Lungs were obtained at the indicated time points after intranasal inoculation with 500 CFU B. pseudomallei. Paraffin-embedded lung tissue sections were stained with haematoxylin/eosin to score different parameters for pathology (A-B, 2x magnification, representative images). The combined score, given by a blinded pathologist, was not different between the two groups (C). Sections from the same samples were stained for Ly-6GC as a neutrophil marker (representative microphotographs, 2x magnification) (D-E). The percentage Ly-6GC-positive surface of the total lung surface was calculated using ImageJ (F). The number of cells per mL BALF was counted using a Coulter counter (G). Myeloperoxidase was quantified in lung homogenates as a measure for neutrophil degranulation (H). Bone marrow and blood was obtained from naïve control and antibiotic pre-treated mice and using FACS analysis the percentage of Ly6GC+, CD11b+ cells within the viable CD45+ population was determined (I). Data are presented as box- and whisker plots showing the smallest observation, lower quartile, median, upper quartile and largest observation. White bars represent control mice, grey bars antibiotic treated mice. No statistically significant differences were found.

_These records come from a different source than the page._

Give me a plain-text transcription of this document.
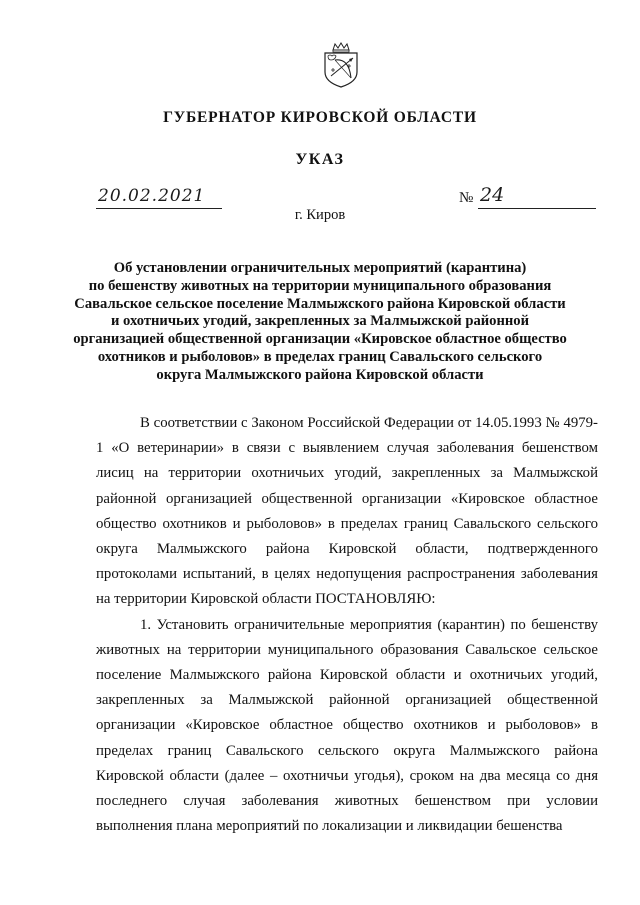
ГУБЕРНАТОР КИРОВСКОЙ ОБЛАСТИ
УКАЗ
20.02.2021	№ 24
г. Киров
Об установлении ограничительных мероприятий (карантина)
по бешенству животных на территории муниципального образования
Савальское сельское поселение Малмыжского района Кировской области
и охотничьих угодий, закрепленных за Малмыжской районной
организацией общественной организации «Кировское областное общество
охотников и рыболовов» в пределах границ Савальского сельского
округа Малмыжского района Кировской области

В соответствии с Законом Российской Федерации от 14.05.1993 № 4979-1 «О ветеринарии» в связи с выявлением случая заболевания бешенством лисиц на территории охотничьих угодий, закрепленных за Малмыжской районной организацией общественной организации «Кировское областное общество охотников и рыболовов» в пределах границ Савальского сельского округа Малмыжского района Кировской области, подтвержденного протоколами испытаний, в целях недопущения распространения заболевания на территории Кировской области ПОСТАНОВЛЯЮ:

1. Установить ограничительные мероприятия (карантин) по бешенству животных на территории муниципального образования Савальское сельское поселение Малмыжского района Кировской области и охотничьих угодий, закрепленных за Малмыжской районной организацией общественной организации «Кировское областное общество охотников и рыболовов» в пределах границ Савальского сельского округа Малмыжского района Кировской области (далее – охотничьи угодья), сроком на два месяца со дня последнего случая заболевания животных бешенством при условии выполнения плана мероприятий по локализации и ликвидации бешенства
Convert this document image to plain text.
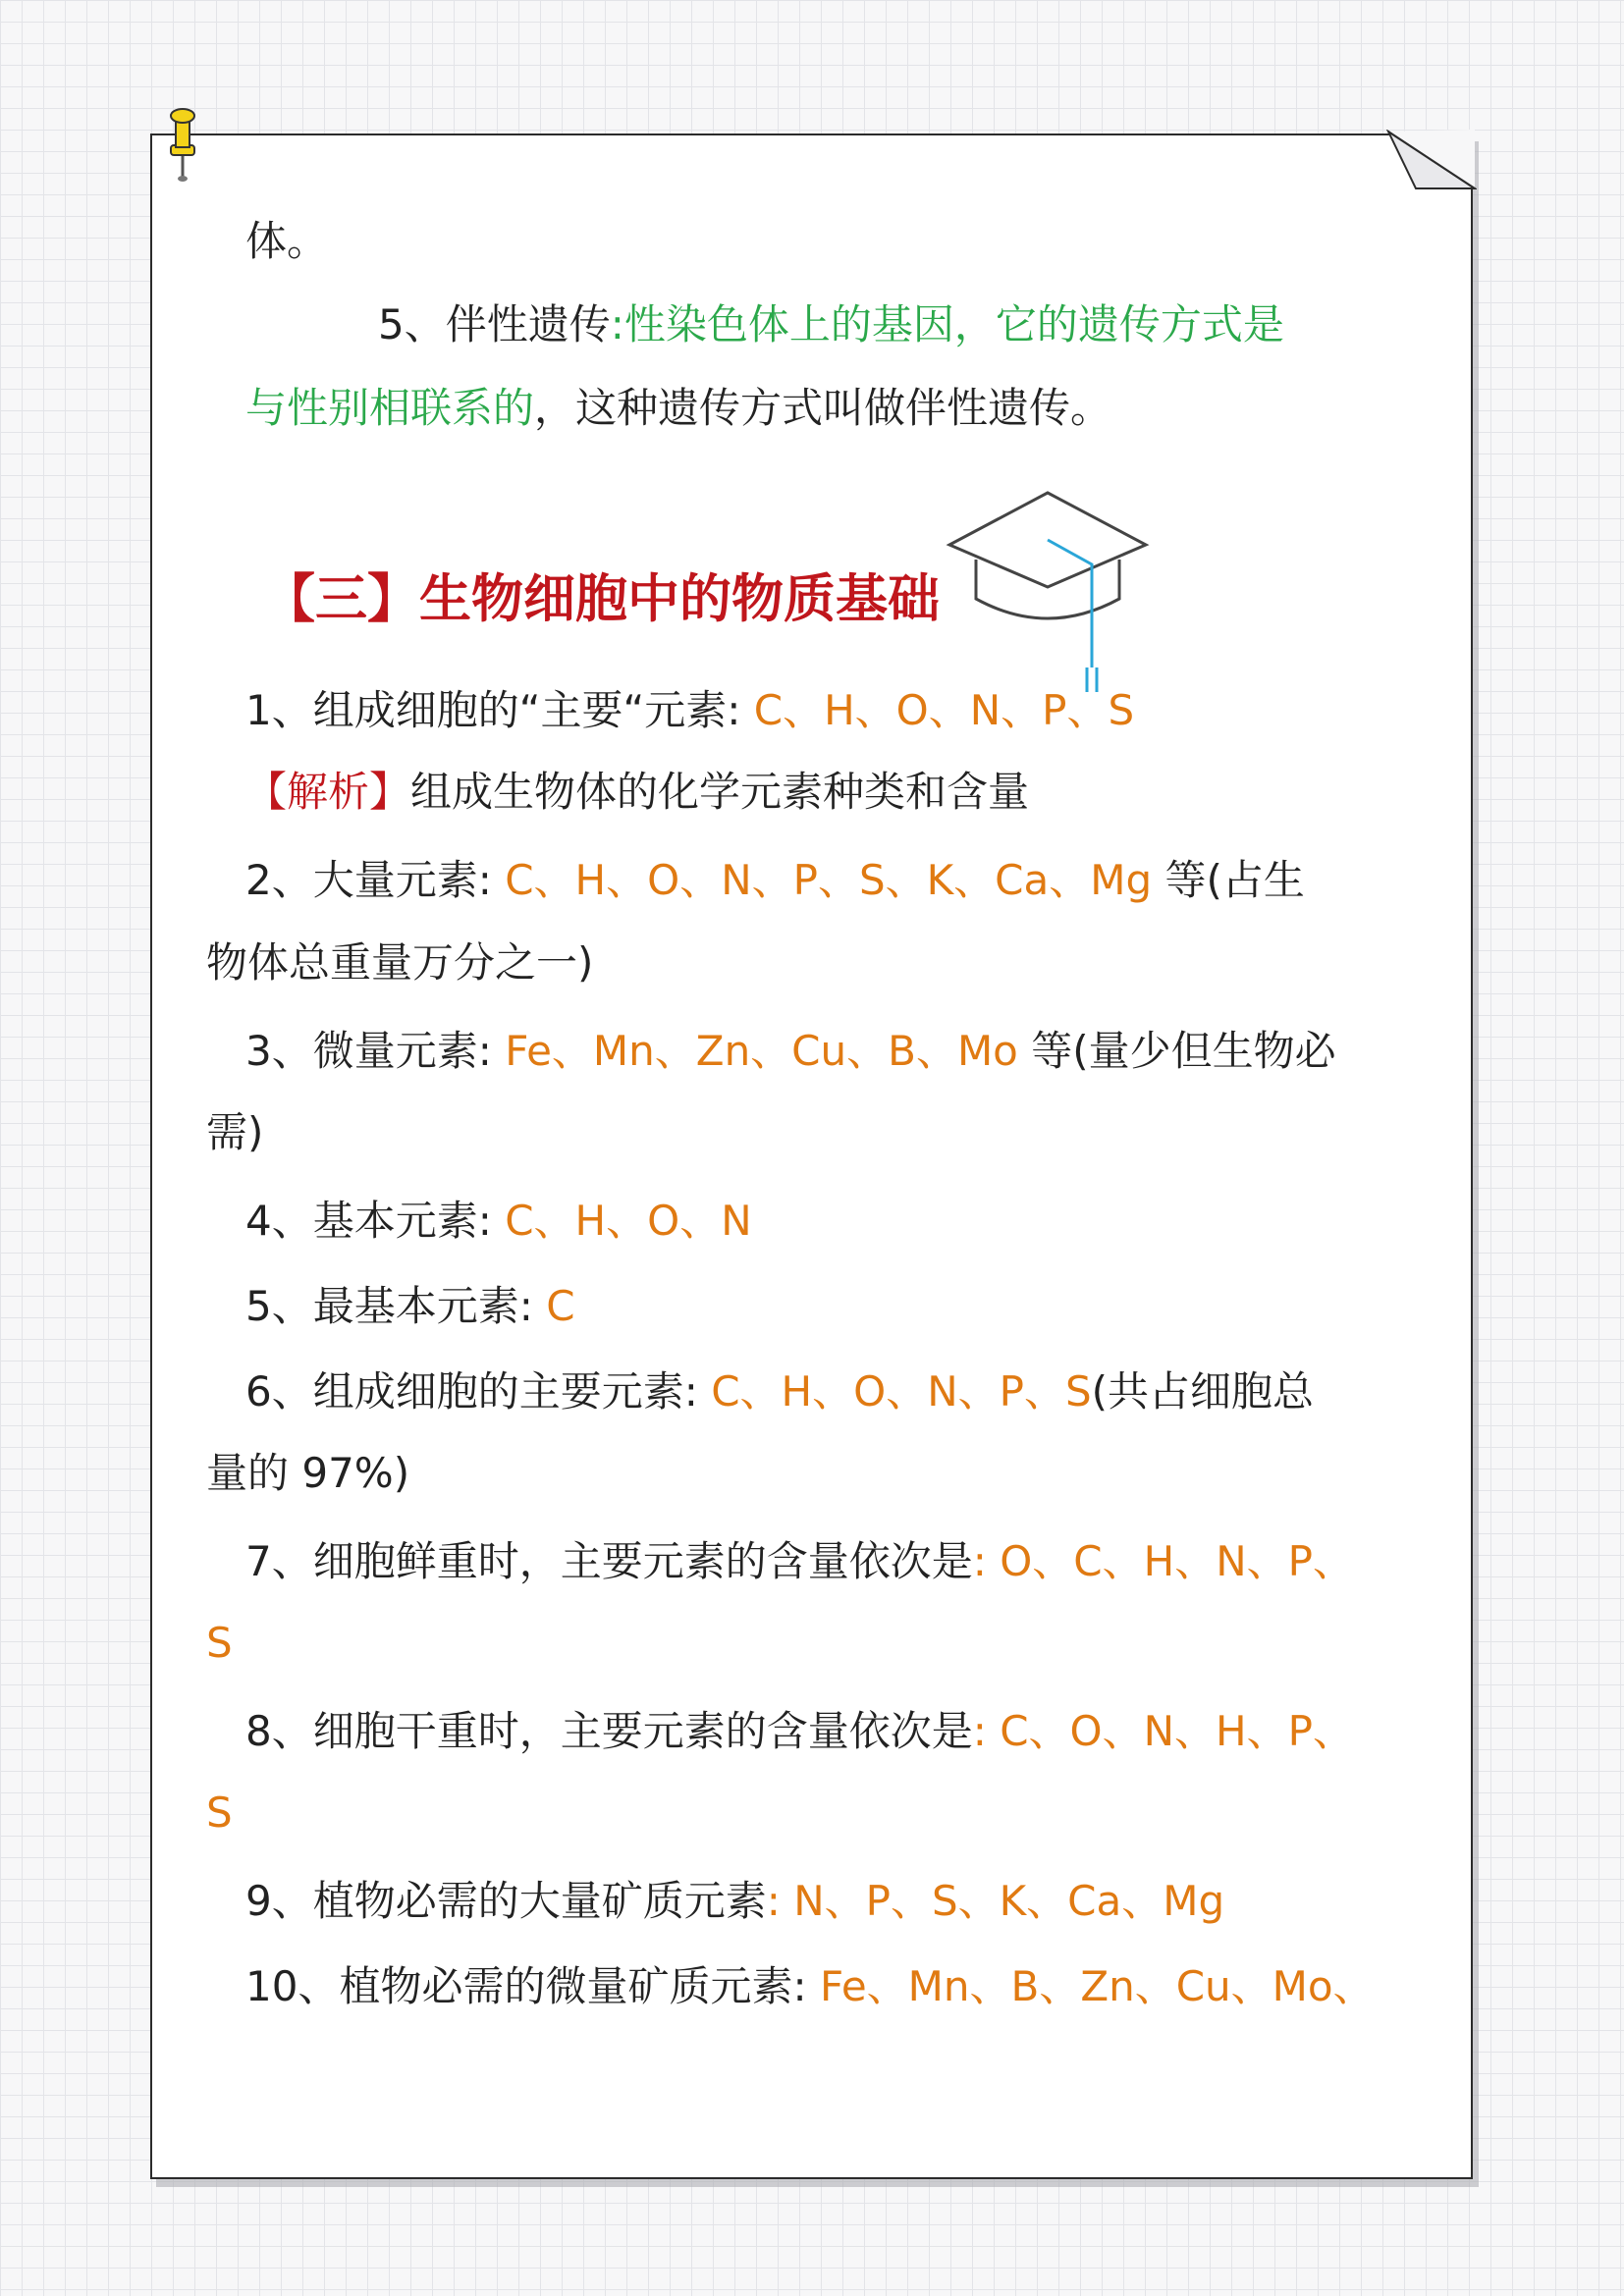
体。
5、伴性遗传:性染色体上的基因，它的遗传方式是
与性别相联系的，这种遗传方式叫做伴性遗传。
【三】生物细胞中的物质基础
1、组成细胞的“主要“元素: C、H、O、N、P、S
【解析】组成生物体的化学元素种类和含量
2、大量元素: C、H、O、N、P、S、K、Ca、Mg 等(占生
物体总重量万分之一)
3、微量元素: Fe、Mn、Zn、Cu、B、Mo 等(量少但生物必
需)
4、基本元素: C、H、O、N
5、最基本元素: C
6、组成细胞的主要元素: C、H、O、N、P、S(共占细胞总
量的 97%)
7、细胞鲜重时，主要元素的含量依次是: O、C、H、N、P、
S
8、细胞干重时，主要元素的含量依次是: C、O、N、H、P、
S
9、植物必需的大量矿质元素: N、P、S、K、Ca、Mg
10、植物必需的微量矿质元素: Fe、Mn、B、Zn、Cu、Mo、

Fig 5. Impaired phagocytosis of B. pseudomallei by alveolar macrophages derived from gut microbiota disrupted mice.

Naïve antibiotic treated- and control mice were sacrificed after the two-day antibiotic washout period and lungs or alveolar macrophages were harvested. (A) Volcano plot depicting significant (multiple comparison adjusted p<0.05) differentially expressed genes in lungs from naïve control and antibiotic pre-treated mice (microbiota disrupted). Red indicates increased expression; blue indicates decreased expression. (B) Significantly enriched canonical signalling pathways in antibiotic treated mice, represented as a bar plot (Ingenuity pathway analysis). (C-D) Alveolar macrophages from naïve control- and antibiotic treated mice were stimulated for 20 hours with medium, LPS 10 ng/mL, PAM3CSK4 1 ug/mL or heat-killed B. pseudomallei 4x10⁶ CFU/mL and TNFα and IL-6 were measured in supernatant. (E) Alveolar macrophages from naïve control- and antibiotic treated mice (each well pooled from two mice) were incubated with 2,5x107 CFU/mL FITC-labeled heat killed B. pseudomallei and their phagocytic index determined via flowcytometry as described in the Methods. (F) Control and antibiotic microbiota disrupted mice were given 5x10⁶ heat killed FITC-labeled B. pseudomallei intranasally and sacrificed after three hours. Cytospins of BALF were stained with PerCP Cy5.5-CD45 and DAPI to assess whether bacteria were located intracellularly (F, representative image). Alveolar macrophages in BALF were analysed by flowcytometry and phagocytic indexes were calculated (G). Data are presented as box- and whisker plots showing the smallest observation, lower quartile, median, upper quartile and largest observation. White bars represent control mice, grey bars antibiotic treated mice. N = 8 mice per group. ** p<0.01 control versus antibiotic treated.